On the way home from the grocery store today, I was craving a Dr. Pepper. Dr. Pepper is one of my favorite things on earth and I try very hard not to drink soda. I mostly fail. So, I decided to run through a drive-thru and just indulge myself. I decided on KFC, it was the most convenient.
I have been to KFC MAYBE 10 times in my entire life. It just isn't someplace I eat. I pull up to the Muppet microphone and order a large Dr. Pepper. The guy asks me if I would like to upgrade to a mega for only 50 cents more. Sure! More Dr. Pepper.
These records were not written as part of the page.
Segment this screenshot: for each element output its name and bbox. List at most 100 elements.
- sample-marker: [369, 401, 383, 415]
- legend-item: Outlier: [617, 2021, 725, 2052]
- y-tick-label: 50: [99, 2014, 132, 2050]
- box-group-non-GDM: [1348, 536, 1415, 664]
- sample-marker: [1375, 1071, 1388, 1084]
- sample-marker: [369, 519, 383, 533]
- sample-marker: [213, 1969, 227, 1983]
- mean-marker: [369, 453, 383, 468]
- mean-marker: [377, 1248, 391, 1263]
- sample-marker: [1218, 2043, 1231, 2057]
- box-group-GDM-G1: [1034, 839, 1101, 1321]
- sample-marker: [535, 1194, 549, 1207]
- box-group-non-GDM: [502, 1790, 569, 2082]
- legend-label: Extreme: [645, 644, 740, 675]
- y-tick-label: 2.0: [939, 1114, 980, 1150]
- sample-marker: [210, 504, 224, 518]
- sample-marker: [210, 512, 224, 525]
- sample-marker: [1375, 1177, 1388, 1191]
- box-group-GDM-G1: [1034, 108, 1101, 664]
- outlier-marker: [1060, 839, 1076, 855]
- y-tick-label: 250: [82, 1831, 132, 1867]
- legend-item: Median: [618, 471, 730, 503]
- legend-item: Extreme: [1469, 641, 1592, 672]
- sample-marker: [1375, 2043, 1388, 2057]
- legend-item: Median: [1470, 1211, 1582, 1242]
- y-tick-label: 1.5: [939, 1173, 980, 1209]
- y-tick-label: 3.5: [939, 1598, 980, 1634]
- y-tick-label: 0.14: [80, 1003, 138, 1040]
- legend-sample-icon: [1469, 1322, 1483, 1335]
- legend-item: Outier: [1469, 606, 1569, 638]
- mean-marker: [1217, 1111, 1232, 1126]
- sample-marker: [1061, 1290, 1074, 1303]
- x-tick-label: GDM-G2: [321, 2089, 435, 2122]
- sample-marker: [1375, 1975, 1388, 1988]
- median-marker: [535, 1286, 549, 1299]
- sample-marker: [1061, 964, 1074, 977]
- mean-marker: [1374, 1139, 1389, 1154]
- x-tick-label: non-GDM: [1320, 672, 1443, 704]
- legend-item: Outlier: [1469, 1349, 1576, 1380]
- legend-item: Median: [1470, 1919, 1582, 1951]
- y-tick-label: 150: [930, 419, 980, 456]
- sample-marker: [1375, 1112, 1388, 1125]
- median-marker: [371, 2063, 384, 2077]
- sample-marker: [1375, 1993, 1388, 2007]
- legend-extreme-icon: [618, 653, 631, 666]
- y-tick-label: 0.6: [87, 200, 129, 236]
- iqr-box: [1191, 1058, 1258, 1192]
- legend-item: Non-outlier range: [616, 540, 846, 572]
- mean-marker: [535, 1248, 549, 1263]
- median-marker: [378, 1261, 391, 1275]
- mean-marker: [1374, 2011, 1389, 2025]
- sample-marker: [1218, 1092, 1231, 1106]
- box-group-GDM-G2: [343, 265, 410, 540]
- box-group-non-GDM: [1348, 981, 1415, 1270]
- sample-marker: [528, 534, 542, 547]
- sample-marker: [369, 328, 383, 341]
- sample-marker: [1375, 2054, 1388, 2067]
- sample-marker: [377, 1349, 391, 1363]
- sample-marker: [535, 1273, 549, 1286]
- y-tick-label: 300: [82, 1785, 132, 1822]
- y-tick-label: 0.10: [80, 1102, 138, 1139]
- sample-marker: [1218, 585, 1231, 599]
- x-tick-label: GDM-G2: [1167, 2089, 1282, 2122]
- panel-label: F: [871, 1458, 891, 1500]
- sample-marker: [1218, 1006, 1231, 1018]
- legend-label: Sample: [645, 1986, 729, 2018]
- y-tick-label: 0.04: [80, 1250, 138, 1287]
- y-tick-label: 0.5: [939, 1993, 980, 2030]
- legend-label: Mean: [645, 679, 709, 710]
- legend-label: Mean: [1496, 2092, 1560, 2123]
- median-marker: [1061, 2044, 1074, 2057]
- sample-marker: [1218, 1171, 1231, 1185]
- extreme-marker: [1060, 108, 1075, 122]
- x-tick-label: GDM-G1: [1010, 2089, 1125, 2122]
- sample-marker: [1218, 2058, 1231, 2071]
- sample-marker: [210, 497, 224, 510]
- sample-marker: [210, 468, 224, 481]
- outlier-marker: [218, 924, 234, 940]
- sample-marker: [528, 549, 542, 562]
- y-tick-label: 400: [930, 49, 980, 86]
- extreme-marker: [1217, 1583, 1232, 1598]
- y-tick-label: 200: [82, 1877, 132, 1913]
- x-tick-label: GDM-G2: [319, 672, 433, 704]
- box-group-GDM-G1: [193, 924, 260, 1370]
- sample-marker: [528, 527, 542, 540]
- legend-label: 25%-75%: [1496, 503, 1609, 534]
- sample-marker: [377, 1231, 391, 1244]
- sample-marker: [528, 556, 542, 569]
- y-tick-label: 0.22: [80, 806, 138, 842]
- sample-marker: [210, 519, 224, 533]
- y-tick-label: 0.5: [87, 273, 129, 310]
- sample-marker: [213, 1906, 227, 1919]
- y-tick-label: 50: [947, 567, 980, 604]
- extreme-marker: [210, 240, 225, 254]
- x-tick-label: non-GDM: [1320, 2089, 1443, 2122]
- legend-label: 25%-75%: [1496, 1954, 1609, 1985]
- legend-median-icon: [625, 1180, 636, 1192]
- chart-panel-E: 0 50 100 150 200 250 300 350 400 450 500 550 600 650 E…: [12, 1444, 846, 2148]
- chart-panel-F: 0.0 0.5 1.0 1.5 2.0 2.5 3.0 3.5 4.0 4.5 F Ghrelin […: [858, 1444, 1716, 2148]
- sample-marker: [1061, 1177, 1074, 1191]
How could this go wrong?
It had a handle, much like you would expect to see on, say, a bucket you would take to the beach to build sand castles. CASTLES. You would not order a castle sized drink, would you? I placed the water bottle next to it as a reference to the gigantic size of the bucket 'o Dr. Pepper. Also, Colonel Sanders is creeping the hell out of me.
I drank about, 1/3 of it before the caffeine/sugar buzz took over and I switched to wine. Krackle and her daughter (Krackle Jr of course) came over, and she did not seem nearly as disturbed as I was by the sheer size of this fountain drink. I think that KFC is trying to take over the world. One bucket of Dr. Pepper at a time.
1 comment:
I wasn't overly disturbed, I admit it. I am more disturbed now that I see there is a handle. I did not see it when I was there. Why would you need a handle for your drink? confused.